ESAS NO:2021/356 Esas
KARAR NO:2023/617

DAVA:Alacak (Ticari Satıma Konu Malın İadesi)
DAVA TARİHİ:21/01/2020
KARAR TARİHİ:18/07/2023

Mahkememizde görülmekte olan Alacak (Ticari Satıma Konu Malın İadesi) davasının yapılan açık yargılaması sonunda,
GEREĞİ DÜŞÜNÜLDÜ:
Davacı vekili ayrıntısı dava dilekçesinde yazılı olduğu üzere, diyetisyen olan davacı şirket temsilcisinin sağlıklı yaşam ve beslenme konusunda danışmanlık yaptığını, davacı şirketin yetkilisinin kullanması için davalıdan … … model tartı cihazını aldığını, davalı tarafından satışa ilişkin olarak fatura düzenlenmediğini, satıma konu mal bedelinin davalı tarafından bildirilen kişi hesabına aktarıldığını, cihazın kurulumunun davalı şirket yetkilileri tarafından yapıldığını, cihazın kullanımı sırasında ekranında hastaların görmemesi gereken verilerin de gösterildiğinin fark edilmesi üzerine davalıya durumun bildirildiğini, davalı tarafından güncelleme yapılarak cihazın geri gönderildiğini, sonrasında cihazın farklı arızalar verdiğini, yine davalı tarafından uzaktan bağlantı yolu ile yapılan güncellemeler ile sorunların giderildiğini, ancak sonrasında cihazdaki arızaların daha sıklıkla meydana gelmeye başladığını, hastaların ve danışanların cihazın yaptığı ölçümlemelerden şikayetçi olmaya başladıklarını, davacı şirketin davaya konu cihazdan istediği faydayı alamadığını, ticari itibar kaybına uğradığını, cihazın temel işlevlerini dahi yerine getirmediğini belirterek davaya konu ayıplı malın iadesine, mal bedelinin faizi ile birlikte ödenmesine, yargılama giderleri ile vekalet ücretinin davalı üzerinde bırakılmasına karar verilmesini talep ve dava etmiştir.
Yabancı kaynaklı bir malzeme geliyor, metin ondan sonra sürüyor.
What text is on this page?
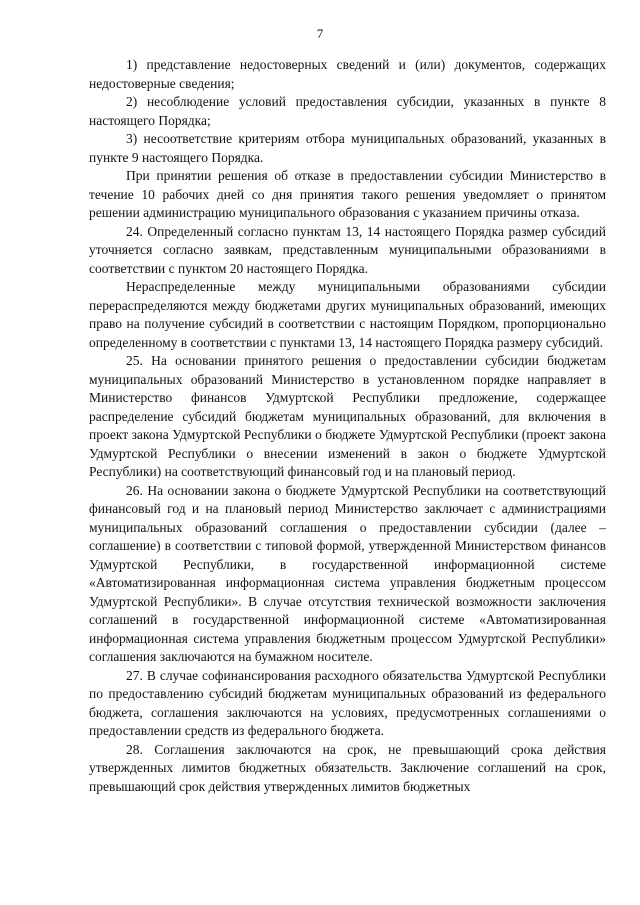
7

1) представление недостоверных сведений и (или) документов, содержащих недостоверные сведения;

2) несоблюдение условий предоставления субсидии, указанных в пункте 8 настоящего Порядка;

3) несоответствие критериям отбора муниципальных образований, указанных в пункте 9 настоящего Порядка.

При принятии решения об отказе в предоставлении субсидии Министерство в течение 10 рабочих дней со дня принятия такого решения уведомляет о принятом решении администрацию муниципального образования с указанием причины отказа.

24. Определенный согласно пунктам 13, 14 настоящего Порядка размер субсидий уточняется согласно заявкам, представленным муниципальными образованиями в соответствии с пунктом 20 настоящего Порядка.

Нераспределенные между муниципальными образованиями субсидии перераспределяются между бюджетами других муниципальных образований, имеющих право на получение субсидий в соответствии с настоящим Порядком, пропорционально определенному в соответствии с пунктами 13, 14 настоящего Порядка размеру субсидий.

25. На основании принятого решения о предоставлении субсидии бюджетам муниципальных образований Министерство в установленном порядке направляет в Министерство финансов Удмуртской Республики предложение, содержащее распределение субсидий бюджетам муниципальных образований, для включения в проект закона Удмуртской Республики о бюджете Удмуртской Республики (проект закона Удмуртской Республики о внесении изменений в закон о бюджете Удмуртской Республики) на соответствующий финансовый год и на плановый период.

26. На основании закона о бюджете Удмуртской Республики на соответствующий финансовый год и на плановый период Министерство заключает с администрациями муниципальных образований соглашения о предоставлении субсидии (далее – соглашение) в соответствии с типовой формой, утвержденной Министерством финансов Удмуртской Республики, в государственной информационной системе «Автоматизированная информационная система управления бюджетным процессом Удмуртской Республики». В случае отсутствия технической возможности заключения соглашений в государственной информационной системе «Автоматизированная информационная система управления бюджетным процессом Удмуртской Республики» соглашения заключаются на бумажном носителе.

27. В случае софинансирования расходного обязательства Удмуртской Республики по предоставлению субсидий бюджетам муниципальных образований из федерального бюджета, соглашения заключаются на условиях, предусмотренных соглашениями о предоставлении средств из федерального бюджета.

28. Соглашения заключаются на срок, не превышающий срока действия утвержденных лимитов бюджетных обязательств. Заключение соглашений на срок, превышающий срок действия утвержденных лимитов бюджетных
Davalı vekili ayrıntısı cevap dilekçesinde yazılı olduğu üzere, davaya bakmakla İstanbul Tüketici Mahkemelerinin yetkili ve görevli olduğunu, davacının iddialarının yerinde olmadığını belirterek öncelikle mahkememizin yetkisizliğine, dosyanın yetkili ve görevli İstanbul Tüketici Mahkemelerine gönderilmesine, mahkeme aksi kanaatte ise davanın reddine, yargılama giderleri ile vekalet ücretinin davacı üzerinde bırakılmasına karar verilmesini talep ve beyan etmiştir.
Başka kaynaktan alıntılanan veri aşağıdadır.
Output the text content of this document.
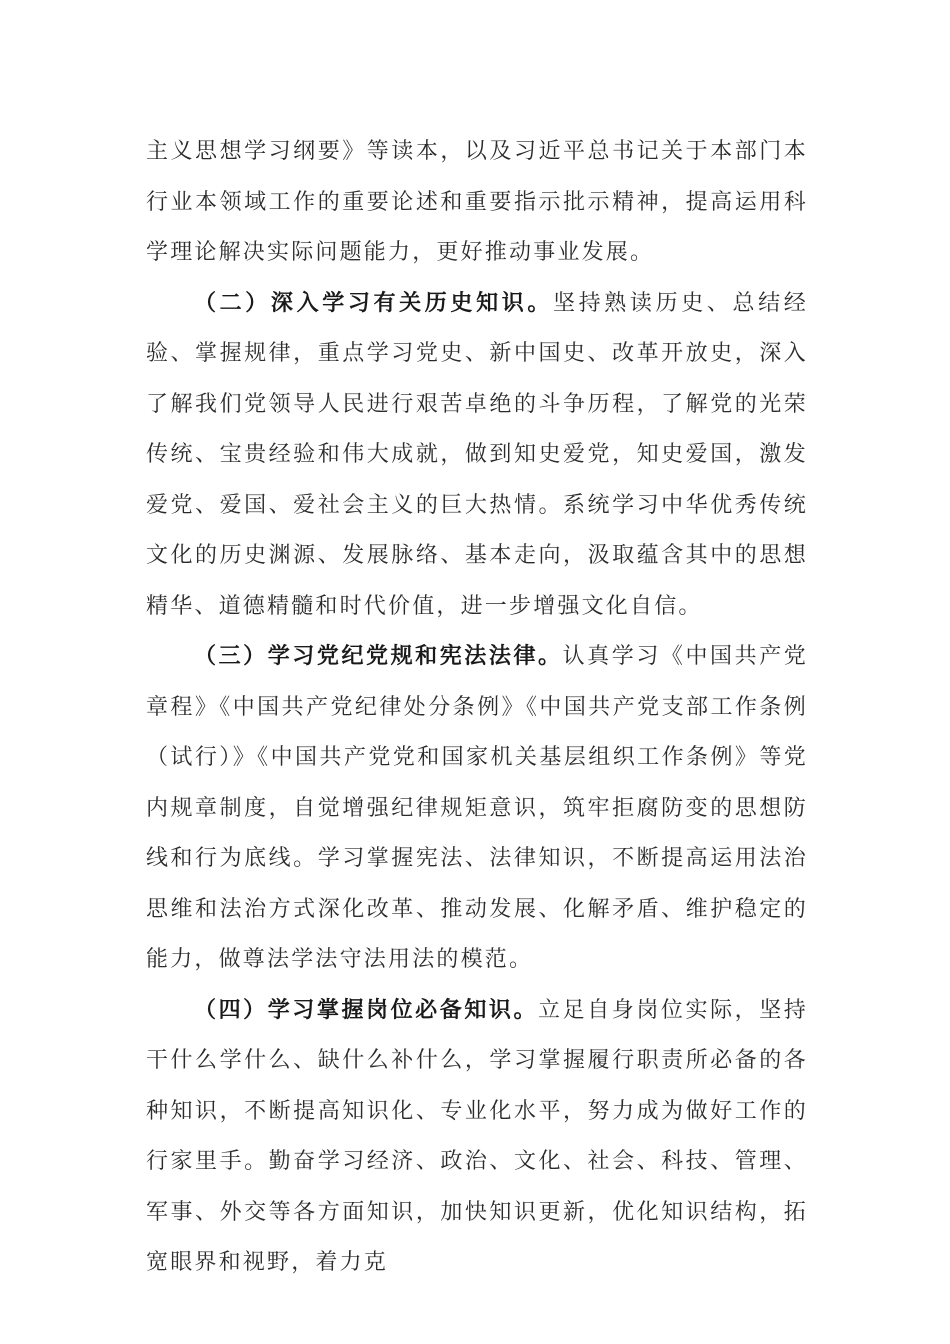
主义思想学习纲要》等读本，以及习近平总书记关于本部门本行业本领域工作的重要论述和重要指示批示精神，提高运用科学理论解决实际问题能力，更好推动事业发展。

（二）深入学习有关历史知识。坚持熟读历史、总结经验、掌握规律，重点学习党史、新中国史、改革开放史，深入了解我们党领导人民进行艰苦卓绝的斗争历程，了解党的光荣传统、宝贵经验和伟大成就，做到知史爱党，知史爱国，激发爱党、爱国、爱社会主义的巨大热情。系统学习中华优秀传统文化的历史渊源、发展脉络、基本走向，汲取蕴含其中的思想精华、道德精髓和时代价值，进一步增强文化自信。

（三）学习党纪党规和宪法法律。认真学习《中国共产党章程》《中国共产党纪律处分条例》《中国共产党支部工作条例（试行）》《中国共产党党和国家机关基层组织工作条例》等党内规章制度，自觉增强纪律规矩意识，筑牢拒腐防变的思想防线和行为底线。学习掌握宪法、法律知识，不断提高运用法治思维和法治方式深化改革、推动发展、化解矛盾、维护稳定的能力，做尊法学法守法用法的模范。

（四）学习掌握岗位必备知识。立足自身岗位实际，坚持干什么学什么、缺什么补什么，学习掌握履行职责所必备的各种知识，不断提高知识化、专业化水平，努力成为做好工作的行家里手。勤奋学习经济、政治、文化、社会、科技、管理、军事、外交等各方面知识，加快知识更新，优化知识结构，拓宽眼界和视野，着力克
İş bu dosya …. Asliye Ticaret Mahkemesinin … sayılı yetkisizlik kararında; Davalının adresinin Beşiktaş/İSTANBUL olduğu, ticari defter ve kayıtları üzerinde yapılan inceleme sonucunda taraflar arasında davaya konu malın alım ve satımı ile ilgili olarak herhangi bir ilişki bulunduğunun tespit edilemediği, dosyaya sunulan fiyat teklifi ve diğer konulara ilişkin mail yazışmalarının davacı şirket yetkilisi ile davalı şirket yetkilileri arasında yapıldığı, davaya konu malın tesliminin dava dışı …’a yapıldığı, taraflar arasında yazılı sözleşme ilişkisinin bulunmadığı, yazılı sözleşme bulunmaması nedeniyle ve davalı tarafında taraflar arasında sözleşme olduğu hususunun kabul edilmemesi karşısında para borçlarına ilişkin hükümlerin bu aşamada uygulanmasının mümkün olmadığı ve bu hali ile sözleşmeden doğan davalarda yetkiyi düzenleyen HMK’nin 10. maddesinin uygulanma olanağının bulunmadığı, davalının süresi içerisinde yetkiye itirazda bulunduğu, bu durumda HMK’nin 6. maddesi uyarınca genel yetkili mahkeme olan davanın açıldığı tarihteki davalının yerleşim yeri mahkemesinin yetkili hale geldiği ve davalının süresi içerisinde usulüne uygun olarak, yetkili mahkemeyi de belirtmek suretiyle yetki itirazında bulunduğu anlaşıldığından İstanbul Asliye Ticaret Mahkemesinin yetkili olduğu gerekçesi mahkememize tevzi edildiği, mahkememizin 2021/356 esas sırasına kaydı yapılmıştır.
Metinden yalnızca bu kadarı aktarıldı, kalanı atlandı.